Vladimir Putin, of course, is merely the most recent in a sorry list of rogue national leaders whose inane ambition for world domination has led them to wreak havoc on a peaceful neighbor nation and its innocent citizenry, and many of us want to do whatever we can to stand in solidarity with and give assistance to the people of Ukraine.
Assisting Ukraine
Of course, making a donation to a legitimate organization that will get much-needed medical and/or huminitarian supplies to those in the war zone is one concrete way to offer assistance.
Another, and, unfortunately, perhaps more difficult way of discouraging would-be dictators is for us all to work harder to Make America Civil Again. — To realize that we can disagree with one another without any of us being traitors to our country. An America paralyzed by internal distrust is a weak America. Political predator Vladimir Putin knows this well and delights in our Culture Wars, seeing our moment of domestic conflict as a perfect time for him to take action on his own aggressive agenda.
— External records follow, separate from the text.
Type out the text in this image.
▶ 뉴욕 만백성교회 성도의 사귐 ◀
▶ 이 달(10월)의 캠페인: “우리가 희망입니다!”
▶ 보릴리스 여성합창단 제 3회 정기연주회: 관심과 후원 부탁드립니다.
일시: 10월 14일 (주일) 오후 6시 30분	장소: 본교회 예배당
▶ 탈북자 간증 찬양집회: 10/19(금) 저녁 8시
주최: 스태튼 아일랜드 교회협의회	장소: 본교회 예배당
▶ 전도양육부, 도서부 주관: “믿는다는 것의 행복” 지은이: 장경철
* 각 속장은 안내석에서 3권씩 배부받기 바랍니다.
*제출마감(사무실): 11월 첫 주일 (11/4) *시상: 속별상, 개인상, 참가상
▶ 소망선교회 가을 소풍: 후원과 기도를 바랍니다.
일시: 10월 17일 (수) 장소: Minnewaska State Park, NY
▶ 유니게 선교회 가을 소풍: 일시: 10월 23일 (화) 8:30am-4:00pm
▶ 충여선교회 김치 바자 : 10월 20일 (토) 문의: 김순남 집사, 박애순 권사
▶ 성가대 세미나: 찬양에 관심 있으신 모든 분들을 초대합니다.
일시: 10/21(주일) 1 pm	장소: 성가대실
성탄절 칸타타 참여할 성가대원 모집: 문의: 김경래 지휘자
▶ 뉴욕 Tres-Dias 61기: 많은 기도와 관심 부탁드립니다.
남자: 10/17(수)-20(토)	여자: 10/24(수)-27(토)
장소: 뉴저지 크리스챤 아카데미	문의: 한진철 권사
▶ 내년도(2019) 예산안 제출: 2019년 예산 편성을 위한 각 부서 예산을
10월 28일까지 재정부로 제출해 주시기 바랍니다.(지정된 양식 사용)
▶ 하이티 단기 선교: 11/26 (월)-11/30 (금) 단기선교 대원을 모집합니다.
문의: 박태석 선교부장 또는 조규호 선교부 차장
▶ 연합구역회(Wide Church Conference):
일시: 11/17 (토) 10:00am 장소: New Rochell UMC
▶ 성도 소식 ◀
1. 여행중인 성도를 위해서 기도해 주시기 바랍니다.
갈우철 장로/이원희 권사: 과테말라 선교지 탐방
Voices from Troy Monologue Series 2
As a poet and playwright, my contribution throughout the rest of National Poetry Month 2022 will be to post a second series of monologues to the new Play Monologues: Voices from Troy Series 2 link in the Blog Categories section of this website. This link and its first post became available on April 17.
I also intend to contact some Huminist and other organizations that I am associated with to see if any of them would be interested in presenting some of my Voices from Troy monologues as part of a fundraising effort for Ukraine, thus raising consciousness and money at once.
I invite regular readers of GFJ to revisit my twelve Voices from Troy Series 1 monologues and all visitors to this site to return often during these last two weeks of National Poetry Month, as mortals Hecuba, Agamemnon, and Helen, as well as deities Apollo and Athena express their views on the “futility of humin battles” in Voices from Troy Monologue Series 2.
Whatever way you choose to try to make the world a saner, safer, and more caring place this April and beyond, I wish you all the best!